I’m in line at the grocery store, not really thinking about anything in particular other than “Hey ho, in line at the grocery store.” As one does.
Watching the conveyor slowly bring my pint of butter pecan that much closer to the scanner while the person in line in front of me rummages through her purse, shocked that she is expected to provide money in exchange for groceries.
Like Jessica, who wrote about this topic previously, I have a bit of a resting bitchface. It’s just what my face does. Right now, it’s even worse because I’ve been clenching my jaw a lot, presumably in reaction to something in my current pharmacopoeia. The result is that my normally turned-down lips look sort of tense. I guess if you didn’t know me, you might think I was pissed at you or something.
I don’t spent a lot of time thinking about my face or, honestly, giving a flying fig about whether it meets the aesthetic needs of the people around me. I like to keep my face clean and warmly bathed in a nice layer of SPF 15 moisturizer, but that’s really about it.
It’s a face, you know? It has useful things in it like my eyes, nose, and mouth. Beyond that, eh.
So there I am in line at the grocery store, minding my own business in a way that very much signals I’d like to be left to myself, when someone else intrudes into my space.

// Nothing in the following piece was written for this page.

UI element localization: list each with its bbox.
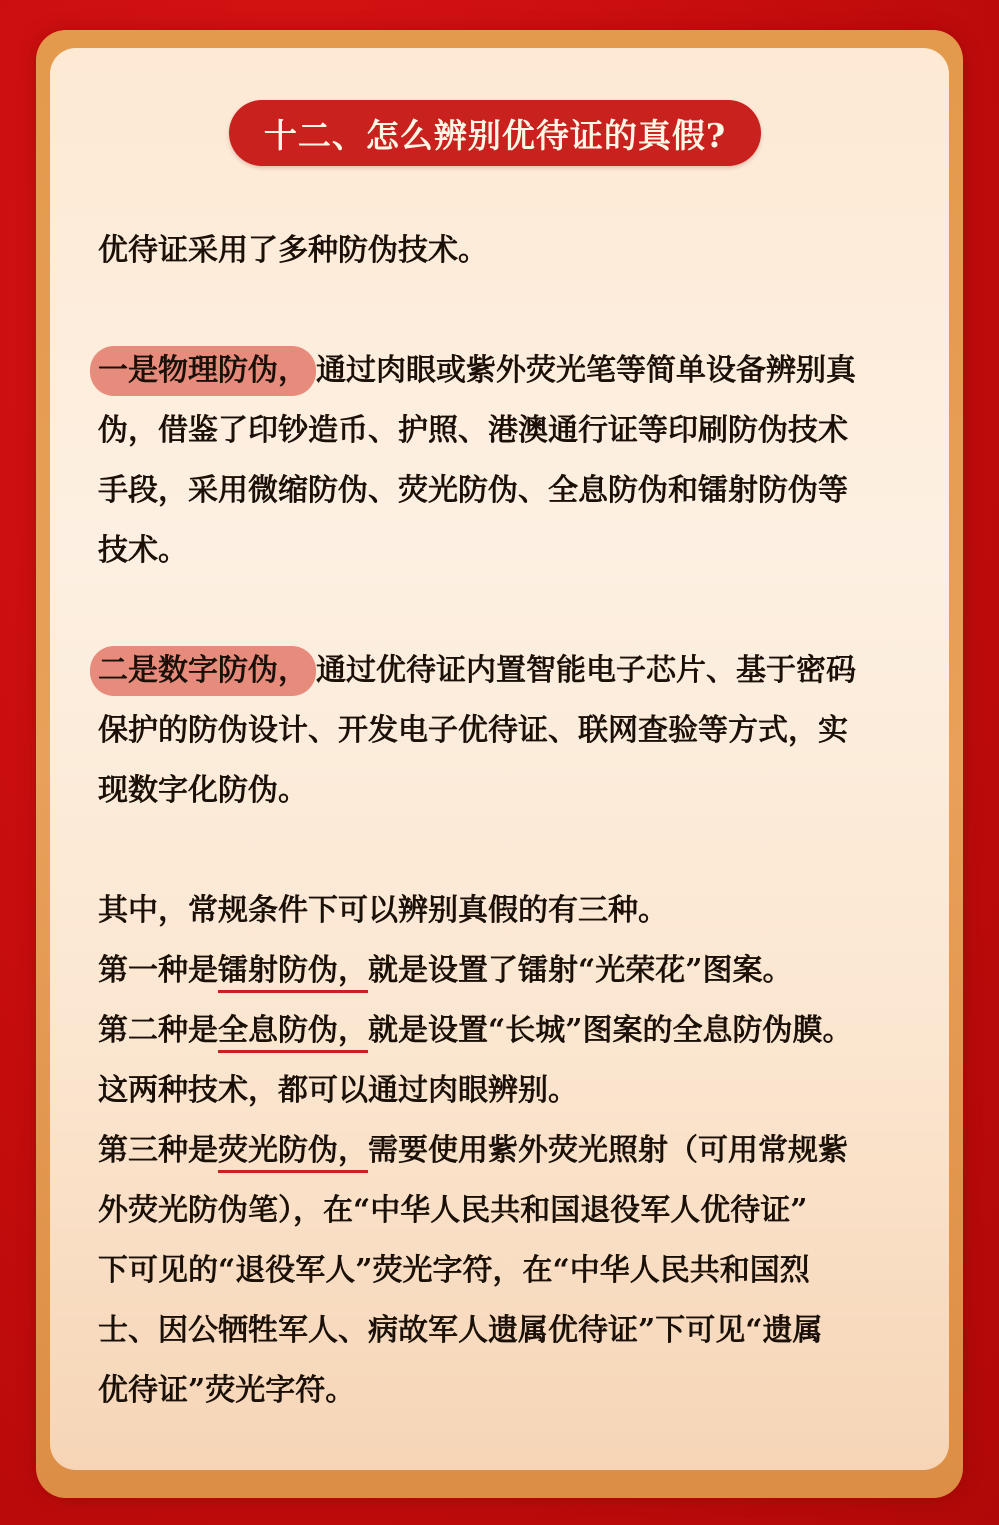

At the best of times, I don’t really appreciate random strangers approaching me in public, unless it’s to say something like “Pardon me, but you appear to be on fire” or “You may want to wait to cross the street, since there is currently a rabid dog in the middle of it.” Other than that, I don’t want people to bother me.
And most of the time, I must give off a pretty good “Really, don’t mess with me” vibe. People say I look intimidating, although I don’t really get that, but I guess they must be right. Because, most of the time, strangers leave me alone.
“You’d be so much prettier if you smiled,” the person in line behind me said.
“Pardon me?” I said, drawing upon years of practice over my well-worn copy of "Miss Manners’ Guide to Excruciatingly Correct Behavior."
“You look so...angry.”
Now, I live in hippieville. Complete strangers really do feel like it’s totally appropriate to try to sell you vitamins/chakra crystals/religion in the line at the grocery store, and this is not the first weird encounter I’ve had at Harvest Market.
But this conversation in particular is one that always makes me particularly irked. The myriad incarnations of the “Smile, baby” guy (and it’s almost always a guy) have been known to move me to actual violence on occasion. The implication here is that I have an obligation to “look pretty” for smile baby guy. That my face is somehow objectionable just for being in public and not smiling.
There are lots of reasons for a person to not be smiling. That person might have facial nerve damage! Or TMJ! Or just not really be thinking about anything specific! Or be, like, really upset about something but still in need of a pack of toilet paper, because, guess what, even when your beloved partner is dying at home on a morphine drip, you still need toilet paper.
And you know what? Some person trying to buy groceries or mail something at the post office or whatever doesn’t need a lecture from the smile baby guy. Going out in public to conduct tasks of daily living, or socialize, or just get out of the house for a bit does not actually provide other people with a license to comment on your facial expression.
Because it’s totally not cool to make random criticisms about the appearance of someone you don’t know just because you personally don’t like that person’s face/skirt/taste in hats and that person happens to be in the same line at the drugstore. Or wherever. Bodies have a right to be in public doing whatever they need to get done, without comment.
The gendered divides here are so obvious, it’s almost painful. It’s always smile baby guy talking to a woman or someone he reads as a woman. This is about the fact that ladies need to look pretty, and furthermore, that ladies need to be in good moods all the time. Telling people to smile is about telling them that you think they’re in an unacceptable mood, which is, like, beyond inappropriate.
It’s yet another reminder of the ways in which women are expected to perform for the public, to put up a “good face” at all times or face the consequences.
Smile baby guy thinks he’s sergeant of the mood police, and it’s his job to keep things ship-shape and Bristol fashion. Well, guess what, smile baby guy.
I want to say that I told the guy at the grocery store that my mood was none of his business, and also that my face and whatever it might or might not be doing was not his business either. I wish I could tell you I “accidentally” spilled a carton of milk on him. Or that I said “You know, I’m not really interested in whether people view me as ‘pretty’ or not, and thus I don’t really need your opinion on my appearance.”
But instead, I just turned away and faced the checker, because my turn had finally come.
“Hi, Kip,” I said. “How are you doing?”
“Great,” he said.
Kip was smiling, and I was too, but not because we were obeying any kind of social contract; it’s because we like each other and were genuinely happy to see each other.
You can’t fake an authentic smile, and you shouldn’t be forced to.